Para asimilar la grandeza de esa gloriosa jornada del 5 de diciembre del año del Señor de 1757 es necesario retroceder unas horas.
En las afueras de Leuthen, una pequeña ciudad al oeste de Breslau, está acampado y espera órdenes el ejército austríaco. Si la información que los espías han facilitado a los generales de María Teresa es concisa y fiable, y lo es, el ejército imperial supera al prusiano en número, armas y vitualla. En cuanto reciban la orden, los austríacos emplearán la estrategia de los accesorios para golpear una vez y otra la intendencia del adversario hasta destruir o agotar sus recursos. Pero aún no ha amanecido cuando Federico desborda las posiciones austríacas.
Como suele decir el monarca: «Si se gana algo siendo honrado, seremos honrados.
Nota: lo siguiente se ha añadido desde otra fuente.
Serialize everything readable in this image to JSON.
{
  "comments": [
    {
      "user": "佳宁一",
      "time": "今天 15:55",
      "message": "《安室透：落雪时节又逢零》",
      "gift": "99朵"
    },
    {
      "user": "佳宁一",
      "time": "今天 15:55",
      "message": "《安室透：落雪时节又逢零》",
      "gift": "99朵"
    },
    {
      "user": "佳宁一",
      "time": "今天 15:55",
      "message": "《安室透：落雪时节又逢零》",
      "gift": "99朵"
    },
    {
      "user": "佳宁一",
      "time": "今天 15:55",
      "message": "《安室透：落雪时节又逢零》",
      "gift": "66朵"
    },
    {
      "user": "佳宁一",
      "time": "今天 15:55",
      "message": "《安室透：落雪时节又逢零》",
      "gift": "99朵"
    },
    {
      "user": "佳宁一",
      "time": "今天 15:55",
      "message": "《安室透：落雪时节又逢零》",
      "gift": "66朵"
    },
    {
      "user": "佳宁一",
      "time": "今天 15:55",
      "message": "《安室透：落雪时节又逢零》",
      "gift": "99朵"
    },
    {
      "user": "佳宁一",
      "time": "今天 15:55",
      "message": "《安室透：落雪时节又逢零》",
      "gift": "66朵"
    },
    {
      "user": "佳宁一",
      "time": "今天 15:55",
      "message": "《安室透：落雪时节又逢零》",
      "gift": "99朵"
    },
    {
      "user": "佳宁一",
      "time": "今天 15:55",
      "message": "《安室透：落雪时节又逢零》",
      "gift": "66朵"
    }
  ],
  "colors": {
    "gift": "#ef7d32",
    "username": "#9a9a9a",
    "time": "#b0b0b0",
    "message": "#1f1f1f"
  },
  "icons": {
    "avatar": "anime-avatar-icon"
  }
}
Si es necesario engañar, engañaremos».
Y se engaña; porque la estratagema de Leuthen rompe los tácitos acuerdos del antiguo decoro militar. Tras una carga de caballería por el flanco derecho («¿Te crees que vas a vivir eternamente, soperro?»), las huestes de Federico se sirven de la niebla para golpear el flanco izquierdo de los austríacos mediante orden de combate oblicuo. De acuerdo con esa táctica, la infantería avanza escalonada en una suerte de trampantojo; así el enemigo ve lejos la tormenta cuando la tiene encima. Con una velocidad para reagruparse que esa mañana se volverá legendaria, los prusianos ya están matando austríacos cuando estos aún se hallan en tiras y aflojas con las cantineras.
Porque el lento sistema militar de Austria es calcado a su protocolo imperial: formaciones inacabables, lenta administración de convoyes de abastecimiento, minuciosa distribución de las órdenes del alto mando… Debido al malicioso ataque por sorpresa, los austríacos no han hecho más que tropezar unos con otros y las consecuencias han sido el caos, el exterminio y la desbandada. Esa misma noche, sobre el campo de romerías de Leuthen yacen diez mil hombres del ejército imperial. Once mil son apresados. Las tropas de Federico toman como botín ciento dieciséis cañones y cincuenta y cinco banderas. A la mañana siguiente, por el camino a Breslau marcha en columna el idóneo ejército con los estandartes del águila coronada sobre miles de casacas de un azul intenso que quizá se llame «Prusia» desde entonces. El ritmo de tambores y canciones rompe el silencio del bosque. Los árboles desnudos se elevan en las orillas como blancas alabardas de honor al paso de la victoria. El mismo Federico encabeza ese prodigio, la espalda vibrante, el caballo a trote corto.
Sólo un lobo de orejas tiesas se agazapa entre la hojarasca; se aterroriza ante el inusitado desfile, surgido de la nada y que a la nada se encamina, mientras perturba su mundo con cadencia unánime y macabra.